Anyway, that’s one side of the coin. The other one is this massively impactful regulation that came out in India. I am talking about Anbumani Ramdas’ ban on smoking in public places. There was no one to enforce this, but it has socially been accepted. As a result, you don’t find that many people smoking in public places. This is my anecdotal understanding that it seems to have worked and brought overall tobacco consumption down.

Tobacco regulation should help smokers quit

Another question is, if people do want to reduce tobacco consumption, how do you help them to give up. Harm reduction is the requirement, and this is where I had a disagreement with Dr Harsh Vardhan and the government on their approach to electronic nicotine delivery systems. The science of these new technologies is not fully understood because we don’t yet know their impact. There are some studies from the UK which show that these are less harmful than smoking tobacco.

While smoking, you inhale all kinds of things, burnt paper, carbon monoxide and various other toxic substances, when all you’re after is nicotine. Nicotine patches have been used for quite a while to wean people off direct consumption through smoking. So, the same approach is what is the philosophy behind these newer products which give a nicotine fix without possibly harming as much as smoking tobacco.

There may still be some harm and we don’t know what these are, because even these devices use different kinds of material to get nicotine fix to you. I have forgotten the technical language for that, but nonetheless, the basic thing is that you are using some organic chemicals to create the smoke sensation. We don’t know the impact from their consumption, but on the basis of studies done in the US and the UK, these new technologies should not be banned.

The minister and the health secretary at that time were very insistent that a ban was imperative and urgent. I think some new products were about to enter the Indian market and they wanted to stop these from entering India. The then secretary wrote an op-ed piece where she said that she had seen youngsters using these devices in a park and it upset her. That should hardly be the basis for such a stringent regulation. My proposal there was don’t ban as ban will lead to underground activities. My prediction came true and all kinds of products are available in the market and there is no way to ensure good quality.
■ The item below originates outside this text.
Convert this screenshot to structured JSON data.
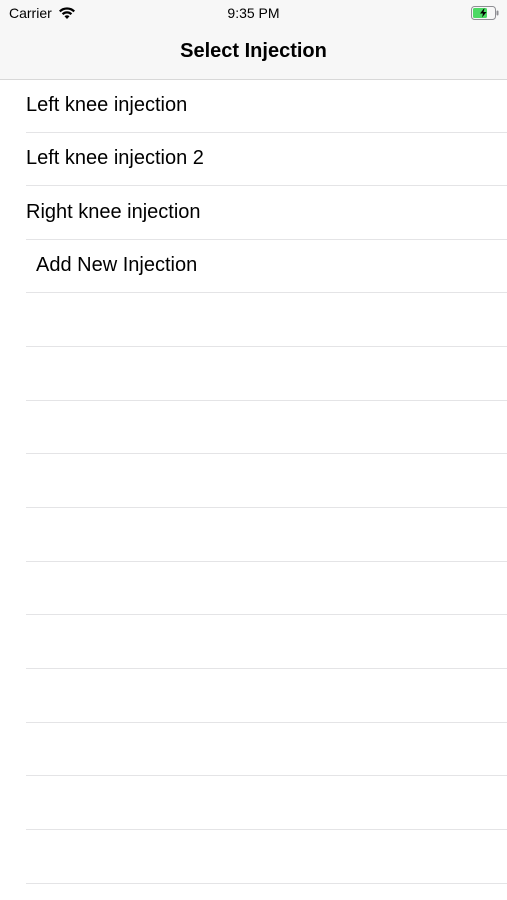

My solution was to introduce nicotine patches and other solutions which are offered to people through prescriptions. You know, children just can’t get hold of them. People who want to stop smoking tobacco could move towards the alternatives. But the minister was unmoved and the opposition MPs were divided. There were occasions when the government listened to me as in the case of the surrogacy bill even though the bill had been passed in the Lok Sabha. They set up a select committee and changed the law after accommodating our views. So, occasionally opposition members had some impact, but sadly not in this case.

I continue to write about this. I’m also working on a policy paper on the subject and I’m speaking about this because I do think that it’s never too late to reconsider. The direct and indirect health cost and the economic cost on people and their families are tremendous. So, it’s imperative that tobacco regulation evolves to reduce harm and to provide people with enough information to wean themselves off these addictions. For that, you need alternative methods including ENDS which will allow people to phase out over time and that’s the submission I have here today. I hope that we will move towards a future which is much more rational.

(Rajeev Gowda is the chairman of the research department of Indian National Congress. He is a former member of the Rajya Sabha. This article is an edited version of his speech at a Policy Circle seminar on ‘Future-proofing Tobacco Regulation in India’.)